Гедеон и Марта, не сгорвариваясь, покрутили пальцем у виска и выдали в унисон:
— Совсем ку-ку.
Кота с Теорой пришлось разнимать, как бойцов на ринге, чересчур увлёкшихся поединком.
Пелагея воззрилась на Эремиора с непониманием. Тот, имитируя человеческое поведение, пожал плечами и сообщил:
— Антея долго смотрела коту в глаза. И вот, что вышло.
— Так надо ее вернуть! Я мигом, я сейчас!
Она засуетилась в поисках ключа и лишь спустя пару минут сообразила, что ключ болтается у нее на шее.
— Сбегаю к Амелии и вызволю бедняжку из междумирья. Там это… Шкаф! — выпалила она с совершенно безумным видом и ринулась за шубой. Эремиор вытянул руку, как шлагбаум, преграждая ей путь.
— Оставь пустое. Если ты ее вернешь, нет гарантий, что она не станет прежней и не примется за старое.
Пелагея с тяжким вздохом опустилась на табуретку.
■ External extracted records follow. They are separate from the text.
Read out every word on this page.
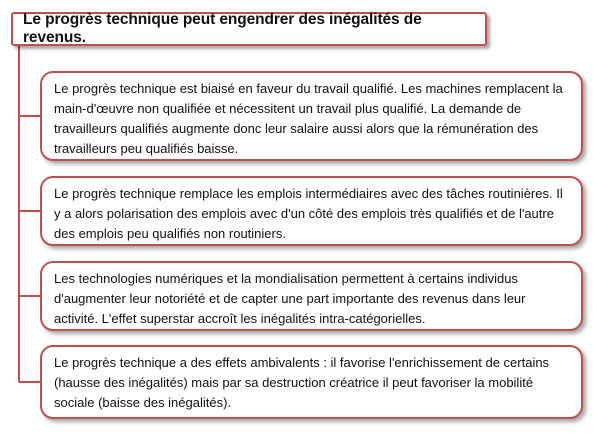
Le progrès technique peut engendrer des inégalités de revenus.
Le progrès technique est biaisé en faveur du travail qualifié. Les machines remplacent la main-d'œuvre non qualifiée et nécessitent un travail plus qualifié. La demande de travailleurs qualifiés augmente donc leur salaire aussi alors que la rémunération des travailleurs peu qualifiés baisse.
Le progrès technique remplace les emplois intermédiaires avec des tâches routinières. Il y a alors polarisation des emplois avec d'un côté des emplois très qualifiés et de l'autre des emplois peu qualifiés non routiniers.
Les technologies numériques et la mondialisation permettent à certains individus d'augmenter leur notoriété et de capter une part importante des revenus dans leur activité. L'effet superstar accroît les inégalités intra-catégorielles.
Le progrès technique a des effets ambivalents : il favorise l'enrichissement de certains (hausse des inégalités) mais par sa destruction créatrice il peut favoriser la mobilité sociale (baisse des inégalités).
— Что же получается? Конец?
Конец — не конец, а изумруд на кольце оповещать Теору о завершении миссии не спешил. Она вертела его и так, и эдак. Без толку — не зажигается. Тут следовало хорошенько пораскинуть мозгами. Поэтому, смирившись с исчезновением подруги, Теора отправилась в небезызвестное идейное место. То бишь в ванную.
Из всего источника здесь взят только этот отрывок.